Good citizens accept and honour authority and respond poorly to the perceived rudeness of defying leaders and questioning their motives and projects.

But good journalism is all about the backchat, particularly the informed response that demands acknowledgement by those who confuse leadership with service.

Our laws should respect that role.

The guiding measures of the Reynolds Principle

  • The seriousness of the allegation. The more serious the charge, the more the public is misinformed and the individual harmed, if the allegation is not true.

  • The nature of the information, and the extent to which the subject-matter is a matter of public concern.

  • The source of the information. Some informants have no direct knowledge of the events. Some have their own axes to grind, or are being paid for their stories.

  • The steps taken to verify the information.

  • The status of the information. The allegation may have already been the subject of an investigation which commands respect.

  • The urgency of the matter. News is often a perishable commodity.
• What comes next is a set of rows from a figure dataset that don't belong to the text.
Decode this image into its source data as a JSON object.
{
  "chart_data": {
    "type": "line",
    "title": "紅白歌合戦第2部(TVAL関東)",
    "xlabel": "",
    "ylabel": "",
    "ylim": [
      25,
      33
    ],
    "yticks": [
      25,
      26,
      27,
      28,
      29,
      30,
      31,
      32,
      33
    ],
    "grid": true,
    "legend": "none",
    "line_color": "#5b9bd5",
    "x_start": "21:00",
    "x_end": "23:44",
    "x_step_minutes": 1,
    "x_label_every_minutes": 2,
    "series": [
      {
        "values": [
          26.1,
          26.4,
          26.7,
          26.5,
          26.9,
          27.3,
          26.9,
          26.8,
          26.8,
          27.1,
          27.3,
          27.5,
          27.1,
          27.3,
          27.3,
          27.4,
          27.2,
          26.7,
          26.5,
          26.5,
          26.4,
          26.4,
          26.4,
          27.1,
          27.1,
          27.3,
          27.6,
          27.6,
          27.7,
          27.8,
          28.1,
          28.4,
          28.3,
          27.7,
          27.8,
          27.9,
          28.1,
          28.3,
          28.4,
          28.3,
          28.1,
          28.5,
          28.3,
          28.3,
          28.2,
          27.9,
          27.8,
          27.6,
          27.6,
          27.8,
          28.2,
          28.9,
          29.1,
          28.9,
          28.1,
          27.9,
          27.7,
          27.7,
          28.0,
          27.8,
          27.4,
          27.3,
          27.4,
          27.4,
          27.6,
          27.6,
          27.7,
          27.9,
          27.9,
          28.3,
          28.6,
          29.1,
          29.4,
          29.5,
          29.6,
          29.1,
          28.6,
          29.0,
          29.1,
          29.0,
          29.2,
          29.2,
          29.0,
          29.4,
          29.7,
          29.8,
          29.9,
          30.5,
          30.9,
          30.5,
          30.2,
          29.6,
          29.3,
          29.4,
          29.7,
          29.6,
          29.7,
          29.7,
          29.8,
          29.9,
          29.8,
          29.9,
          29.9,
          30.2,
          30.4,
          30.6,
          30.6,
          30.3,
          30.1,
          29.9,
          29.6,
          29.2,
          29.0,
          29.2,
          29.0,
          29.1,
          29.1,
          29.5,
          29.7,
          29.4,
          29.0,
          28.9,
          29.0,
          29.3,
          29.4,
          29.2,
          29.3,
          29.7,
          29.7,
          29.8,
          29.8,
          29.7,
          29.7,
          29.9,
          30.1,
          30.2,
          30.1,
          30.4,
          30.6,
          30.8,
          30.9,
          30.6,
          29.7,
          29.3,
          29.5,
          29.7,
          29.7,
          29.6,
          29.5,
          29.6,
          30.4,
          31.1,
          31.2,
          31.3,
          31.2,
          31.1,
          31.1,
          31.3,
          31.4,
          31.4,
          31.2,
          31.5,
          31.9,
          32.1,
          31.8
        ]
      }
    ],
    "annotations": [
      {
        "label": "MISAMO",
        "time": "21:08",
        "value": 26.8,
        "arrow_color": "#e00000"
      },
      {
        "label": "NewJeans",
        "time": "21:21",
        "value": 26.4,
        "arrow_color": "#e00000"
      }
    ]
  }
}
  • Whether comment was sought from the plaintiff. He may have information others do not possess or have not disclosed. An approach to the plaintiff will not always be necessary.

  • Whether the article contained the gist of the plaintiff’s side of the story.

  • The tone of the article. A newspaper can raise queries or call for an investigation. It need not adopt allegations as statements of fact.

  • The circumstances of the publication, including the timing.